Zudem würde die Minderung oft überschätzt. Betrugsfälle in geförderten Klimaprojekten, etwa in China, erschütterten das Vertrauen weiter. Die Kommission gesteht die schlechten Erfahrungen mit dem CDM ein. Mit der bei der letzten internationalen Klimakonferenz in Baku vereinbarten und maßgeblich von der EU vorangetriebenen Einführung eines neuen Mechanismus für verlässliche internationale Gutschriften habe sich der Rahmen aber geändert. Auf diesen „Artikel-sechs-Gutschriften“ will die Kommission aufbauen. Konkrete Vorschläge dazu, wie das genau funktionieren soll, will sie in der zweiten Jahreshälfte vorlegen. Es sei zunächst eine Reihe komplexer Fragen zu klären, heißt es. Die Kommission werde erst einmal eine genaue Folgenabschätzung machen. Die EU müsse sicherstellen, dass es ein robustes System gebe, das die doppelte Zählung von CO₂-Reduktionen verhindere, nur hochwertige Projekte fördere und gesichert zu zusätzlichen Minderungen führe. Zudem müsse ausgeschlossen sein, dass Staaten mit solchen Projekten Geld machten und ihre eigenen Klimabemühungen parallel zurückführten, heißt es in der Kommission.

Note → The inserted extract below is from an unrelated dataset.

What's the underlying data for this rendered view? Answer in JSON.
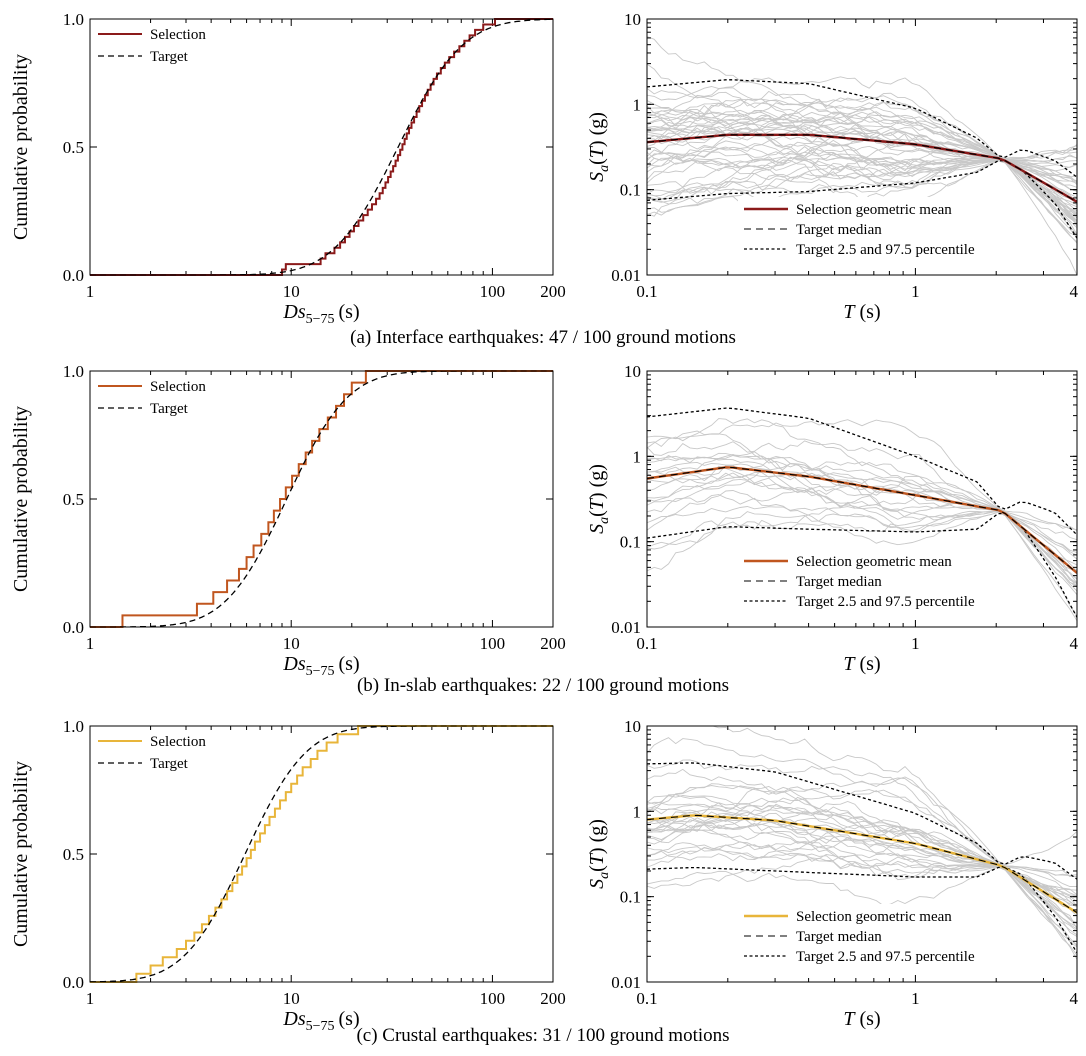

Weil das hohe Hürden seien, wolle die Kommission die Anrechnung von Gutschriften auch erst von 2036 an erlauben, sagte ein ranghoher Beamter. Ebenso wenig habe es vor diesem Hintergrund Sinn, die Anrechnung von mehr als drei Prozent der Emissionen von 1990 zu erlauben. „Wir wissen ja noch nicht einmal, ob es überhaupt genug Zertifikate dafür geben wird“, sagte der Beamte. Im Übrigen dürfe die EU nicht nachlassen, auf ihrem Gebiet in die Senkung des CO₂-Ausstoßes zu investieren. Die Gefahr bestehe, wenn die Anrechnung von Projekten in Drittstaaten zu leicht werde.
Die Anrechnung von Klimaprojekten in Drittstaaten wird, zumindest zunächst, auf das 2040-Ziel begrenzt bleiben. Das 2050-Ziel soll weiterhin allein auf dem Engagement in der EU beruhen.
Hoekstra verteidigt CO₂-Gutschriften
Klimakommissar Wopke Hoekstra verteidigte die CO₂-Gutschriften. „Das ist groß, das hat phantastisches Potential“, sagte er. In der EU werde übersehen, dass es auf der Südhalbkugel ein enormes Interesse an solchen Gutschriften gebe. Diese Länder suchten die Zusammenarbeit mit der EU. Dem Planeten sei es egal, wo CO₂ reduziert werde. Zugleich verschaffe der Ansatz den europäischen Unternehmen etwas Flexibilität beim Erreichen der letzten Prozentpunkte der Klimaziele.
Das 90-Prozent-Reduktionsziel ist ein gesamteuropäisches Ziel. Es muss somit nicht in jedem einzelnen Land erreicht werden, sondern im Durchschnitt. Was es für Deutschland bedeutet, ist noch unklar. Die Bundesregierung hatte in ihrem Koalitionsvertrag vereinbart, kein Klimagesetz zu unterstützen, dass Deutschland zu mehr als der schon beschlossenen Reduktion um 88 Prozent bis 2040 verpflichtet. Inwieweit nationale Ziele 2040 überhaupt noch eine Rolle spielen, ist allerdings schwer zu sagen. Mit der Einführung des Emissionshandels für Gebäude und Verkehr sind bis auf die Landwirtschaft künftig ohnehin alle Sektoren von dem europäischen System abgedeckt.
Mitgliedstaaten und das Europäische Parlament müssen das Klimagesetz nun beraten und annehmen. Das soll rechtzeitig vor dem Beginn der nächsten internationalen Klimakonferenz im brasilianischen Belém im November geschehen. Die EU-Institutionen könnten dabei auch vereinbaren, noch über die drei Prozent für die Anrechnung von Klimaprojekten in Drittstaaten hinauszugehen. Die Bundesregierung allerdings hat sich im Koalitionsvertrag genau für diese drei Prozent ausgesprochen. Die Entscheidung kann im Rat allerdings mit qualifizierter Mehrheit getroffen werden, also auch gegen Deutschland.